David Cooper is Professor of Music and Technology, and Dean of the Faculty of Performance, Visual Arts and Communications, University of Leeds. Specializing in the music of Bartók, he has already written a useful analytical publication: Béla Bartók: Concerto for Orchestra (Cambridge Music Handbooks), and other articles on the composer and his work. In this recently published, well-researched and definitive biography, Cooper discusses the life and career of this enigmatic man and musician, set against the historical and cultural background of the late nineteenth century and the first half of the twentieth century - a turbulent period riven by two world wars. Cooper incorporates chronologically, within the biographical narrative, detailed analyses of Bartók’s music, discussing form, harmony and structure. For those who read music, useful examples are given.

Throughout his life, Bartók (1881-1945) suffered more than his fair share of illness. Cooper chronicles these, from the earliest childhood afflictions that beset him. Eczema and bronchitis made him a reticent child, and maybe this accounts for the fact that he was a slow developer, at least as far as his walking and talking skills were concerned. At the age of nine he contracted pneumonia of the right lung, and began coughing up blood. His doctor advised that he spend several months in ‘a climatic resort of the south ... considering his delicate, tender and oversensitive character’. His mother accompanied him, as nurse, and maybe this helped forge the strong bond that existed between them until her death in 1939. When war broke out in 1914, he was rejected for military service on health grounds. Various illnesses were to plague him during the course of his life, and by 1942 he was starting to display the symptoms of leukaemia, his final illness, which was to result in his death three years later in 1945, at the age of sixty-four.

Then there’s a string of infatuations and love affairs, culminating in two marriages; he was a man unlucky in love. In 1907, when he was twenty-six, he fell in love with the eighteen year old violinist Stefi Geyer. He composed a violin concerto for her, not published until after his death. The affair lasted less than two years. 1909 saw Bartók’s marriage to one of his young piano students Márta Ziegler, who bore him a son a year later named Béla after his father. Not a happy marriage, it ended in divorce fourteen years later.
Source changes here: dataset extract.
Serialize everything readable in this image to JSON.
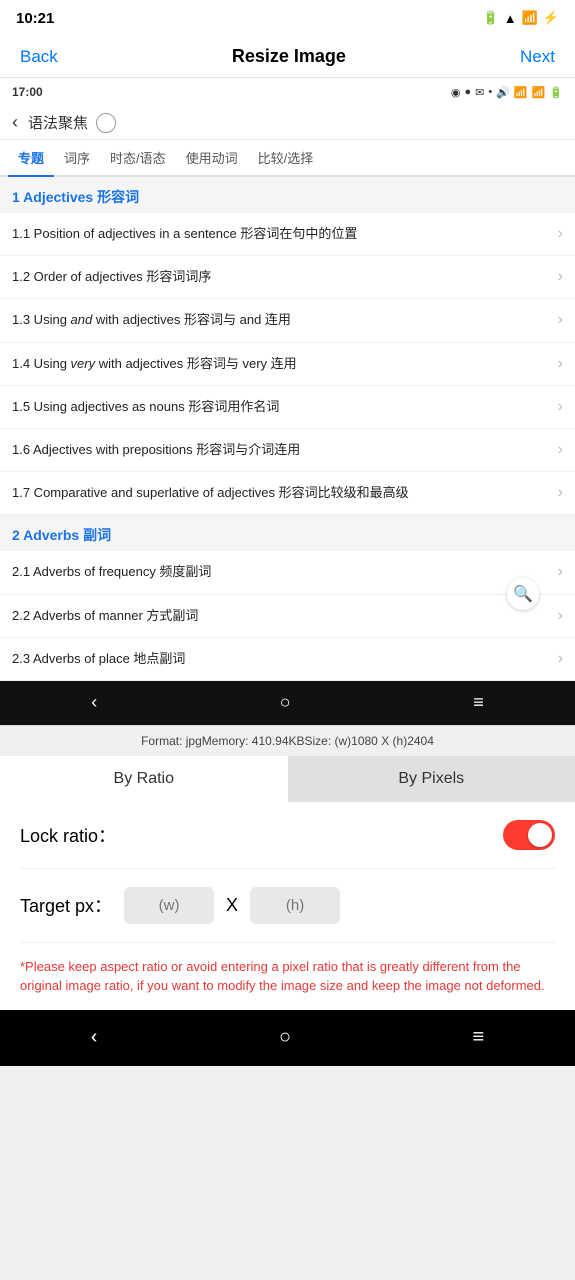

In 1915 , while in Slovakia studying folk songs, he fell under the spell of a fourteen-year-old named Klára Gombossy.  He set a few of her poems. Again the liaison was short-lived. Later, another violinist came on the scene, Jelly d’Aranyi, but she rejected his amorous advances. Bartók married Ditta Pásztory, again a piano pupil, in 1923 with whom he had a son, Peter, the following July. There was, once more, a big age gap, he being forty-two, she nineteen.
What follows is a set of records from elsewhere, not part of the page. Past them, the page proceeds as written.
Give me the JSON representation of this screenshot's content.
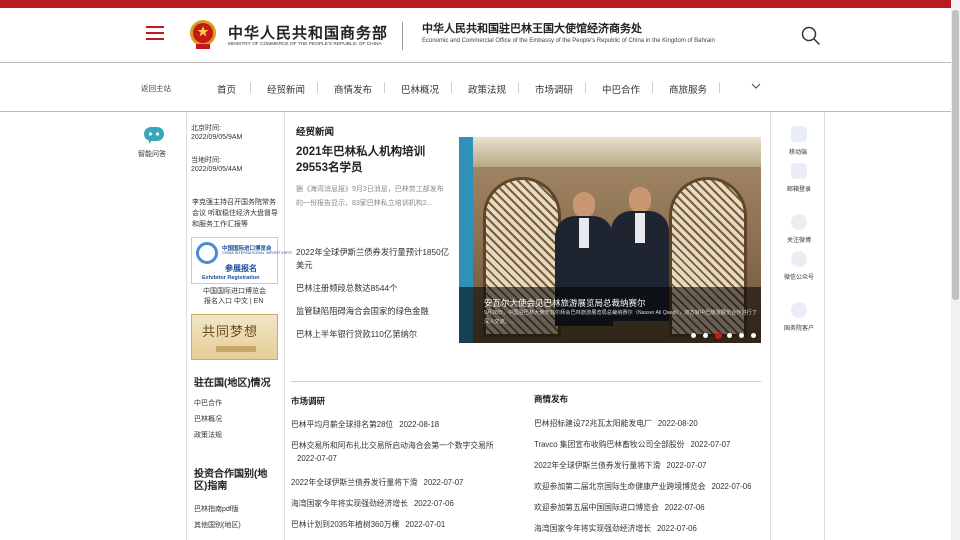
{
  "header": {
    "logo_cn": "中华人民共和国商务部",
    "logo_en": "MINISTRY OF COMMERCE OF THE PEOPLE'S REPUBLIC OF CHINA",
    "office_cn": "中华人民共和国驻巴林王国大使馆经济商务处",
    "office_en": "Economic and Commercial Office of the Embassy of the People's Republic of China in the Kingdom of Bahrain",
    "accent": "#b81c22"
  },
  "nav": {
    "back": "返回主站",
    "items": [
      "首页",
      "经贸新闻",
      "商情发布",
      "巴林概况",
      "政策法规",
      "市场调研",
      "中巴合作",
      "商旅服务"
    ]
  },
  "left": {
    "assistant": "智能问答",
    "beijing_label": "北京时间:",
    "beijing_time": "2022/09/05/9AM",
    "local_label": "当地时间:",
    "local_time": "2022/09/05/4AM",
    "side_news": "李克强主持召开国务院常务会议 听取稳住经济大盘督导和服务工作汇报等",
    "expo_cn": "中国国际进口博览会",
    "expo_en": "CHINA INTERNATIONAL IMPORT EXPO",
    "expo_reg": "参展报名",
    "expo_reg_en": "Exhibitor Registration",
    "expo_caption": "中国国际进口博览会",
    "expo_links": "报名入口 中文 | EN",
    "dream_text": "共同梦想",
    "section1_title": "驻在国(地区)情况",
    "section1_links": [
      "中巴合作",
      "巴林概况",
      "政策法规"
    ],
    "section2_title": "投资合作国别(地区)指南",
    "section2_links": [
      "巴林指南pdf版",
      "其他国别(地区)"
    ]
  },
  "news": {
    "heading": "经贸新闻",
    "headline": "2021年巴林私人机构培训29553名学员",
    "summary": "据《海湾消息报》9月3日消息，巴林劳工部发布的一份报告显示，83家巴林私立培训机构2...",
    "links": [
      "2022年全球伊斯兰债券发行量预计1850亿美元",
      "巴林注册频段总数达8544个",
      "监管缺陷阻碍海合会国家的绿色金融",
      "巴林上半年银行贷款110亿第纳尔"
    ]
  },
  "slider": {
    "caption_title": "安瓦尔大使会见巴林旅游展览局总裁纳赛尔",
    "caption_desc": "9月28日，中国驻巴林大使安瓦尔拜会巴林旅游展览局总裁纳赛尔（Nasser Ali Qaedi），双方就中巴旅游展览合作进行了深入交流。...",
    "dot_count": 6,
    "active_dot": 2
  },
  "right": {
    "items": [
      "移动端",
      "邮箱登录",
      "关注微博",
      "微信公众号",
      "国务院客户"
    ]
  },
  "market": {
    "title": "市场调研",
    "items": [
      {
        "text": "巴林平均月薪全球排名第28位",
        "date": "2022-08-18"
      },
      {
        "text": "巴林交易所和阿布扎比交易所启动海合会第一个数字交易所",
        "date": "2022-07-07"
      },
      {
        "text": "2022年全球伊斯兰债券发行量将下滑",
        "date": "2022-07-07"
      },
      {
        "text": "海湾国家今年将实现强劲经济增长",
        "date": "2022-07-06"
      },
      {
        "text": "巴林计划到2035年植树360万棵",
        "date": "2022-07-01"
      }
    ]
  },
  "business": {
    "title": "商情发布",
    "items": [
      {
        "text": "巴林招标建设72兆瓦太阳能发电厂",
        "date": "2022-08-20"
      },
      {
        "text": "Travco 集团宣布收购巴林畜牧公司全部股份",
        "date": "2022-07-07"
      },
      {
        "text": "2022年全球伊斯兰债券发行量将下滑",
        "date": "2022-07-07"
      },
      {
        "text": "欢迎参加第二届北京国际生命健康产业跨境博览会",
        "date": "2022-07-06"
      },
      {
        "text": "欢迎参加第五届中国国际进口博览会",
        "date": "2022-07-06"
      },
      {
        "text": "海湾国家今年将实现强劲经济增长",
        "date": "2022-07-06"
      }
    ]
  }
}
Cooper elucidates at great length Bartók’s work in the field of ethnomusicology. Together with his compatriot Zoltán Kodály (1882-1967), he began travelling around the countryside collecting and recording native folk music, and notating it. Some of this he incorporated into his compositions.

The subject of whether Bartók suffered from Asperger’s Syndrome, a form of autism, remains an open question, with Cooper himself admitting that he is ‘not competent to make a clinical judgement ...’. There were obviously some contradictory traits in the composer’s personality, which the author lists: ‘cold, remote, lacking emotional intelligence. Mathematical, detached....’, yet he could be ‘warm, friendly, passionate, good-humoured, caring and engaged’. However, what comes out here is that he was a man of great integrity and honesty.
 
Useful is a chronological list of works at the end of the book. Cooper also offers a comprehensive bibliography for those wishing to explore further. It is worthwhile mentioning two minor caveats. I find endnotes burdensome, and favour the convenience of page by page footnotes. Secondly, it will be a disappointment to many that no photos or pictures have been included. Nevertheless, this is a stimulating read, not only providing a detailed analysis of the Bartók oeuvre, but shedding light on a complex and misunderstood man and musician. Overall, this book stands as a valuable and useful resource.